Genes, race and research ethics: who’s minding the store?

  1. L M Hunt1,2,
  2. M S Megyesi2
  1. 1
    Department of Anthropology, Michigan State University, East Lansing, Michigan, USA
  2. 2
    Center for Ethics and the Humanities in the Life Sciences, Michigan State University, East Lansing, Michigan, USA
  1. L M Hunt, 354 Baker Hall, Michigan State University, East Lansing, MI 48824, USA; huntli{at}msu.edu
  • Received 10 April 2007
  • Revised 19 June 2007
  • Accepted 24 June 2007

Abstract

Background: The search for genetic variants between racial/ethnic groups to explain differential disease susceptibility and drug response has provoked sharp criticisms, challenging the appropriateness of using race/ethnicity as a variable in genetics research, because such categories are social constructs and not biological classifications.

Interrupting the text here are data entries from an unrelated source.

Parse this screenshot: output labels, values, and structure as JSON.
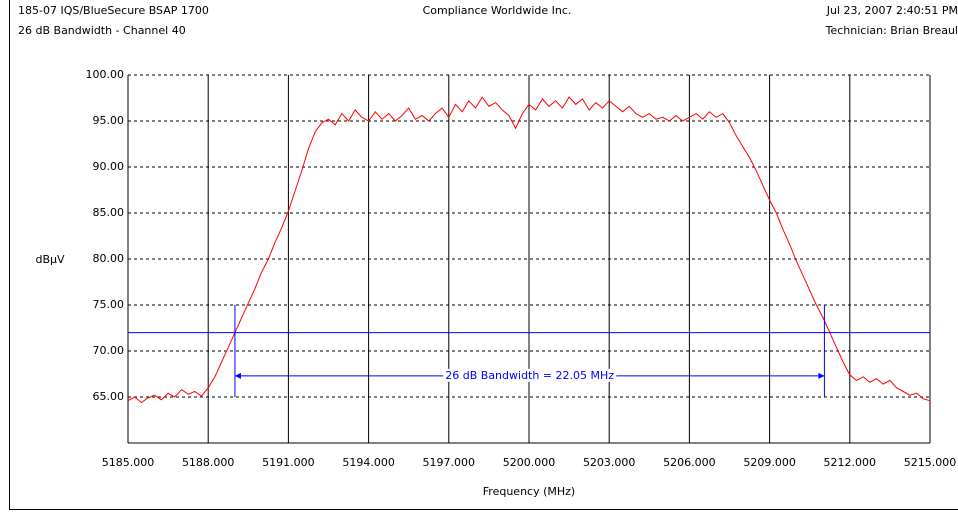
{
  "chart_data": {
    "type": "line",
    "header_left": "185-07 IQS/BlueSecure BSAP 1700",
    "header_center": "Compliance Worldwide Inc.",
    "header_right": "Jul 23, 2007  2:40:51 PM",
    "title": "26 dB Bandwidth - Channel 40",
    "technician": "Technician: Brian Breaul",
    "ylabel": "dBµV",
    "xlabel": "Frequency (MHz)",
    "color": "#ff0000",
    "grid": true,
    "xlim": [
      5185,
      5215
    ],
    "ylim": [
      60,
      100
    ],
    "xticks": [
      {
        "value": 5185,
        "label": "5185.000"
      },
      {
        "value": 5188,
        "label": "5188.000"
      },
      {
        "value": 5191,
        "label": "5191.000"
      },
      {
        "value": 5194,
        "label": "5194.000"
      },
      {
        "value": 5197,
        "label": "5197.000"
      },
      {
        "value": 5200,
        "label": "5200.000"
      },
      {
        "value": 5203,
        "label": "5203.000"
      },
      {
        "value": 5206,
        "label": "5206.000"
      },
      {
        "value": 5209,
        "label": "5209.000"
      },
      {
        "value": 5212,
        "label": "5212.000"
      },
      {
        "value": 5215,
        "label": "5215.000"
      }
    ],
    "yticks": [
      {
        "value": 65,
        "label": "65.00"
      },
      {
        "value": 70,
        "label": "70.00"
      },
      {
        "value": 75,
        "label": "75.00"
      },
      {
        "value": 80,
        "label": "80.00"
      },
      {
        "value": 85,
        "label": "85.00"
      },
      {
        "value": 90,
        "label": "90.00"
      },
      {
        "value": 95,
        "label": "95.00"
      },
      {
        "value": 100,
        "label": "100.00"
      }
    ],
    "x": [
      5185,
      5185.25,
      5185.5,
      5185.75,
      5186,
      5186.25,
      5186.5,
      5186.75,
      5187,
      5187.25,
      5187.5,
      5187.75,
      5188,
      5188.25,
      5188.5,
      5188.75,
      5189,
      5189.25,
      5189.5,
      5189.75,
      5190,
      5190.25,
      5190.5,
      5190.75,
      5191,
      5191.25,
      5191.5,
      5191.75,
      5192,
      5192.25,
      5192.5,
      5192.75,
      5193,
      5193.25,
      5193.5,
      5193.75,
      5194,
      5194.25,
      5194.5,
      5194.75,
      5195,
      5195.25,
      5195.5,
      5195.75,
      5196,
      5196.25,
      5196.5,
      5196.75,
      5197,
      5197.25,
      5197.5,
      5197.75,
      5198,
      5198.25,
      5198.5,
      5198.75,
      5199,
      5199.25,
      5199.5,
      5199.75,
      5200,
      5200.25,
      5200.5,
      5200.75,
      5201,
      5201.25,
      5201.5,
      5201.75,
      5202,
      5202.25,
      5202.5,
      5202.75,
      5203,
      5203.25,
      5203.5,
      5203.75,
      5204,
      5204.25,
      5204.5,
      5204.75,
      5205,
      5205.25,
      5205.5,
      5205.75,
      5206,
      5206.25,
      5206.5,
      5206.75,
      5207,
      5207.25,
      5207.5,
      5207.75,
      5208,
      5208.25,
      5208.5,
      5208.75,
      5209,
      5209.25,
      5209.5,
      5209.75,
      5210,
      5210.25,
      5210.5,
      5210.75,
      5211,
      5211.25,
      5211.5,
      5211.75,
      5212,
      5212.25,
      5212.5,
      5212.75,
      5213,
      5213.25,
      5213.5,
      5213.75,
      5214,
      5214.25,
      5214.5,
      5214.75,
      5215
    ],
    "values": [
      64.6,
      65.0,
      64.4,
      64.9,
      65.2,
      64.7,
      65.4,
      65.0,
      65.8,
      65.3,
      65.6,
      65.1,
      66.0,
      67.2,
      68.8,
      70.4,
      72.0,
      73.6,
      75.2,
      76.8,
      78.6,
      80.0,
      81.8,
      83.4,
      85.2,
      87.4,
      89.6,
      92.0,
      93.8,
      94.8,
      95.2,
      94.6,
      95.8,
      95.0,
      96.2,
      95.4,
      95.0,
      96.0,
      95.2,
      95.8,
      95.0,
      95.6,
      96.4,
      95.2,
      95.6,
      95.0,
      95.8,
      96.4,
      95.4,
      96.8,
      96.0,
      97.2,
      96.4,
      97.6,
      96.6,
      97.0,
      96.2,
      95.6,
      94.2,
      95.8,
      96.8,
      96.2,
      97.4,
      96.6,
      97.2,
      96.4,
      97.6,
      96.8,
      97.4,
      96.2,
      97.0,
      96.4,
      97.2,
      96.6,
      96.0,
      96.6,
      95.8,
      95.4,
      95.8,
      95.2,
      95.4,
      95.0,
      95.6,
      95.0,
      95.4,
      95.8,
      95.2,
      96.0,
      95.4,
      95.8,
      94.8,
      93.4,
      92.2,
      91.0,
      89.6,
      88.0,
      86.4,
      85.0,
      83.2,
      81.6,
      79.8,
      78.2,
      76.6,
      75.0,
      73.6,
      72.0,
      70.4,
      68.8,
      67.4,
      66.8,
      67.2,
      66.6,
      67.0,
      66.4,
      66.8,
      66.0,
      65.6,
      65.2,
      65.4,
      64.8,
      64.6
    ],
    "annotation": {
      "text": "26 dB Bandwidth = 22.05 MHz",
      "color": "#0000ff",
      "threshold": 72,
      "markers": [
        5189.0,
        5211.05
      ],
      "marker_ylim": [
        65,
        75
      ],
      "arrow_y": 67.3
    }
  }
}
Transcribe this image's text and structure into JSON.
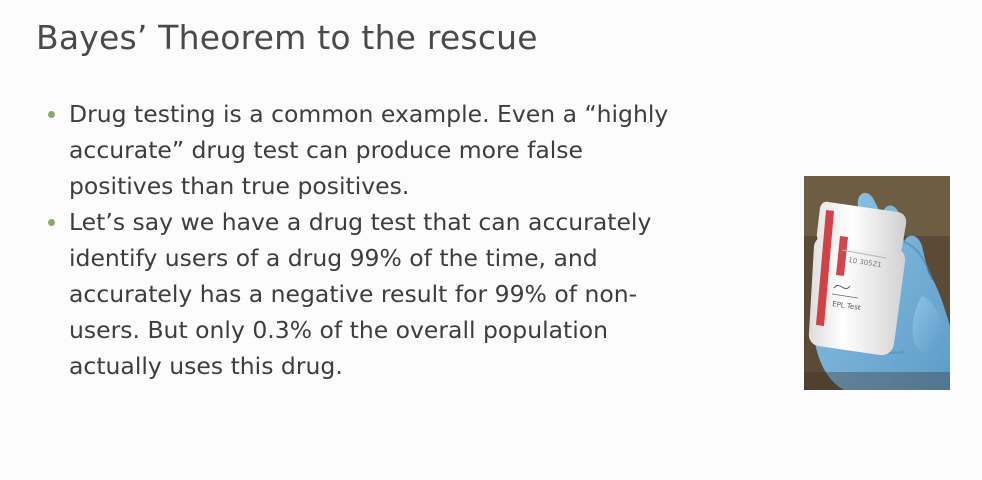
{
  "slide": {
    "title": "Bayes’ Theorem to the rescue",
    "bullets": [
      {
        "lines": [
          "Drug testing is a common example. Even a “highly",
          "accurate” drug test can produce more false",
          "positives than true positives."
        ]
      },
      {
        "lines": [
          "Let’s say we have a drug test that can accurately",
          "identify users of a drug 99% of the time, and",
          "accurately has a negative result for 99% of non-",
          "users. But only 0.3% of the overall population",
          "actually uses this drug."
        ]
      }
    ],
    "bullet_color": "#8aaa68",
    "photo": {
      "icon": "gloved-hand-holding-specimen-bottle",
      "bottle_label": "EPL Test"
    }
  }
}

Objectives: To gain insight into how a group of genetic scientists conceptualise and use racial/ethnic variables in their work and their strategies for managing the ethical issues and consequences of this practice.

Methods: In-depth semi-structured interviews were conducted with a purposive sample of 30 genetic researchers who use racial/ethnic variables in their research. Standard qualitative methods of content analysis were used.

Results: Most of the genetic researchers viewed racial/ethnic variables as arbitrary and very poorly defined, and in turn as scientifically inadequate. However, most defended their use, describing them as useful proxy variables on a road to “imminent medical progress”. None had developed overt strategies for addressing these inadequacies, with many instead asserting that science will inevitably correct itself and saying that meanwhile researchers should “be careful” in the language chosen for reporting findings.

Conclusions: While the legitimacy and consequences of using racial/ethnic variables in genetics research has been widely criticised, ethical oversight is left to genetic researchers themselves. Given the general vagueness and imprecision we found amongst these researchers regarding their use of these variables, they do not seem well equipped for such an undertaking. It would seem imperative that research ethicist move forward to develop specific policies and practices to assure the scientific integrity of genetic research on biological differences between population groups.

Footnotes

  • Competing interests: None.

  • Ethics approval: All study participants gave their informed consent to be interviewed following protocols approved by the Human Subject Protection Programs at Michigan State University.